Os 10%: um assunto encerrado no plano associativo

A tese segundo a qual o Belenenses terá perdido um valor próximo de meio milhão de euros ao vender as suas ações na B-SAD não tem sustentação na realidade dos factos nem nas circunstâncias de uma sociedade anónima cujas condições de viabilidade se degradam de dia para dia.
É bom que ninguém esqueça que em 2012 o actual dono da B-SAD comprou posição maioritária na sociedade por cerca de 500 euros. Naturalmente que o valor teve em atenção a situação financeira da sociedade, à data com um passivo de cerca de 7 milhões de euros, número avançado pelo "investidor" em entrevista à BolaTV, em Fevereiro de 2013.
Seis anos depois, em 2019, o passivo da sociedade ultrapassava já 11 milhões de euros, 4 milhões a mais face ao momento da compra de 51% da sociedade por parte da Codecity Sports Management. Ou seja, o passivo da B-SAD é hoje muito superior ao passivo da "Os Belenenses Futebol SAD" à data da venda da maioria do capital social da sociedade, entre o final de 2012 e o início de 2013.
De lá para cá a B-SAD perdeu o direito de disputar os seus jogos no Estádio do Restelo. Perdeu a grande maioria dos adeptos que acompanhavam, e até determinado momento apoiavam, a sua equipa. Perdeu a ligação ao associativismo que é a génese e a natureza fundamental do clube. Perdeu a ligação à comunidade local, e a ligação aos escalões de formação do futebol do Belenenses.
Por outro lado, os actuais donos ganharam uma liberdade quase ilimitada na gestão da sociedade que de resto não conta com um membro designado pelo clube desde há longa data.

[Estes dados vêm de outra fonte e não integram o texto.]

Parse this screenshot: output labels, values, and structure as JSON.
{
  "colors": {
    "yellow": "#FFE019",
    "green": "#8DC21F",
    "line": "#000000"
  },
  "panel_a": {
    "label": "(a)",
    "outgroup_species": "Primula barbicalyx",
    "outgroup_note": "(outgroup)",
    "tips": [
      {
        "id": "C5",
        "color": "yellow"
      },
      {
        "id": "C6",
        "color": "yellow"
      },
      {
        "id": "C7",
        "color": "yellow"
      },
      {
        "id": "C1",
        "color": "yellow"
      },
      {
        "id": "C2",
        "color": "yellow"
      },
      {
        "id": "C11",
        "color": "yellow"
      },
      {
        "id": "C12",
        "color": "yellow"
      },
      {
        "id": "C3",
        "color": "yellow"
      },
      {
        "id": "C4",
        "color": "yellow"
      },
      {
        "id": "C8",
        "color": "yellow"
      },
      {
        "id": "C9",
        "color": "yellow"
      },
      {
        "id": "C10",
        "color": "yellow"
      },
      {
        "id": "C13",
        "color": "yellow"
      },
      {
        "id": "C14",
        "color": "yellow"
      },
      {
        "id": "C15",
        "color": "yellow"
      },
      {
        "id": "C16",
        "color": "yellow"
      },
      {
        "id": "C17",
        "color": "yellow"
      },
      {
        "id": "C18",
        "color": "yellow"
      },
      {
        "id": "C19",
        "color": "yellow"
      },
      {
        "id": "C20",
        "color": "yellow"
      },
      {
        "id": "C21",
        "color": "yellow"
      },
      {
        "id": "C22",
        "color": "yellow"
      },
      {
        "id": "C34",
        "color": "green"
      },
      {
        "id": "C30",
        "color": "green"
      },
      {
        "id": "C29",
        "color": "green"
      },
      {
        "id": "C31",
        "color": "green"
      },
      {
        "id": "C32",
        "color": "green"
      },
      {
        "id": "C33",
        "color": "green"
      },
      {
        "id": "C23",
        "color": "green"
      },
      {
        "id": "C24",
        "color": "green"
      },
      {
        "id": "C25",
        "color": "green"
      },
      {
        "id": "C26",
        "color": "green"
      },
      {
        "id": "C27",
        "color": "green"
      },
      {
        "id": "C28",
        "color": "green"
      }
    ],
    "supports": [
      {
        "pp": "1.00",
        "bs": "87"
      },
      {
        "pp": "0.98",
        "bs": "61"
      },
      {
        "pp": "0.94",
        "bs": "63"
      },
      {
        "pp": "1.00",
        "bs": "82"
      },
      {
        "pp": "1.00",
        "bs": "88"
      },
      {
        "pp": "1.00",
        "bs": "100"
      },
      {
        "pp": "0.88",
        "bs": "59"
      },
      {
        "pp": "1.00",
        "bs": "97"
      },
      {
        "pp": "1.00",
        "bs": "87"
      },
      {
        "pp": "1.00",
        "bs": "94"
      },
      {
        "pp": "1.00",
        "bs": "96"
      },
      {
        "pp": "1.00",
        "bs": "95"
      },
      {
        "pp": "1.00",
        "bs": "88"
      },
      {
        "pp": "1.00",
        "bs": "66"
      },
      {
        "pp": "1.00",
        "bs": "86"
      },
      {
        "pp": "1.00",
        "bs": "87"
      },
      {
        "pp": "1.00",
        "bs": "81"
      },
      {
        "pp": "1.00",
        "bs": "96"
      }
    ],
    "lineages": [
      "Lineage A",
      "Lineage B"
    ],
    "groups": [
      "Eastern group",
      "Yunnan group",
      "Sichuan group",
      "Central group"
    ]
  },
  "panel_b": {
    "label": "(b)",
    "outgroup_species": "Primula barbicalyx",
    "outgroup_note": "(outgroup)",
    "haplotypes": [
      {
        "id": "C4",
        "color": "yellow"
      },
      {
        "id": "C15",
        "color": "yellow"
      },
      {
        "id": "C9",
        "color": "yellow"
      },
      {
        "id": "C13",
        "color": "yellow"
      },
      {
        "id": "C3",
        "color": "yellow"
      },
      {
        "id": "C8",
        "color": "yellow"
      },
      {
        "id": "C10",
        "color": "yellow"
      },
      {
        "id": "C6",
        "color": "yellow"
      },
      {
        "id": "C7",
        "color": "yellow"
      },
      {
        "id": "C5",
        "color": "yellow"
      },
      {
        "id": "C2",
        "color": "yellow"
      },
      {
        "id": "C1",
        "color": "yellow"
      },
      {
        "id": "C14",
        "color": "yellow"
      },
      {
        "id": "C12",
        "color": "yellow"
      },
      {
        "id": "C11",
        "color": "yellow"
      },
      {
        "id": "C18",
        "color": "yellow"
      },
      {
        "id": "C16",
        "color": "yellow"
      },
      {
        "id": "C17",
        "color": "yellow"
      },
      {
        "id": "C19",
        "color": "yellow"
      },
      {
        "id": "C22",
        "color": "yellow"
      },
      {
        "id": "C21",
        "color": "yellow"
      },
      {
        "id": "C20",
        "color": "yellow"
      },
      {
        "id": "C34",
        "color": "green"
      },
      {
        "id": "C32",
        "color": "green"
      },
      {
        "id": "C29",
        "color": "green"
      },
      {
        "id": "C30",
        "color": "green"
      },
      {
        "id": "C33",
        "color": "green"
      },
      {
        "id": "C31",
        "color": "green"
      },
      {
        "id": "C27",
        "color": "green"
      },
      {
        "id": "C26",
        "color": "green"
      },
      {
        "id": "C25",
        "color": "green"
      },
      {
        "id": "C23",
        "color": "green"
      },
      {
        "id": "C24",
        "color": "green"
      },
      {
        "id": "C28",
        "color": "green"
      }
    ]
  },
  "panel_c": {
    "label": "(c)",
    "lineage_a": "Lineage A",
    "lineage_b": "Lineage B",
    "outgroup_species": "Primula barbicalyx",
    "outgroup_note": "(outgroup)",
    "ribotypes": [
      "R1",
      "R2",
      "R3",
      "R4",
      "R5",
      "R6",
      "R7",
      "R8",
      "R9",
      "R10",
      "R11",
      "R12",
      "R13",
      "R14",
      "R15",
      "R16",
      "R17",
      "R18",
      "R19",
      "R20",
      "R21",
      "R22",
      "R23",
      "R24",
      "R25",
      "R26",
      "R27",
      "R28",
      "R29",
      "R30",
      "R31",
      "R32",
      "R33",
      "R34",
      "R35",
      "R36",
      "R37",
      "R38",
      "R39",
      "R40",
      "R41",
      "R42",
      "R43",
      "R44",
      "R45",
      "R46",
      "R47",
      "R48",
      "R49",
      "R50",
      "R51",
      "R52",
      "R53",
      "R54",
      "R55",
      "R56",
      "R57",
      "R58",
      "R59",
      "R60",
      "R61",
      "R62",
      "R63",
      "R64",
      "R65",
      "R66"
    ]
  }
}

Um comunicado da CMVM acerca de uma avaliação realizada sobre contrapartidas mínimas para a OPA da "Os Belenenses – Sociedade Desportiva de Futebol, SAD", em 2014, referia que "qualquer valor acima de 0€ está acima do justo valor de mercado da Belenenses SAD à data de 31 de Dezembro de 2012".
Sendo certo que face a 31/12/2012 se verificou um acontecimento desportiva e financeiramente relevante - a subida de divisão da equipa à data do Belenenses da 2ª para a 1ª Liga - não é menos verdade que todos os restantes aspectos da vida da sociedade se degradaram e agravaram radicalmente, incluindo no plano da imagem pública dos seus donos e da respectiva gestão.
Um valor de 1.000,00€ por pouco mais de 10% da acções da sociedade parece-me "negócio" francamente vantajoso para o Belenenses.
Muitos dirão que o negócio é nulo, apontado para o ponto 1 do artigo 23º da chamada lei das SAD. Curiosamente poucos referem o ponto 2 do artigo 14º da mesmíssima lei ("As ações das sociedades anónimas desportivas não podem ser objeto de limitações à respetiva transmissibilidade").
A questão é jurídica, mas não é apenas jurídica. Porque há nela uma dimensão política e associativa que a B-SAD e os seus clientes teimam em ignorar: desde há vários anos que todas - sublinho: todas - as Assembleias Gerais de Associados do Belenenses se manifestam pelo corte definitivo do Belenenses com a sociedade de que foi fundador, mas à qual não quer pertencer nem na qual quer participar.
Não existem quaisquer condições para um hipotético - e na prática impossível - regresso da B-SAD e das suas equipas (parte das quais são adversárias das equipas do Belenenses). De resto a B-SAD anunciou já a intenção de criar equipas noutras modalidades - no Futsal, nomeadamente -, acrescentando razões às razões que levam os sócios do Belenenses a encará-la com uma entidade adversária.
O assunto está encerrado no plano associativo. Desenterrá-lo só vai agravar tensões e agravar a repulsa que boa parte dos belenenses sentem pelo emblema em causa.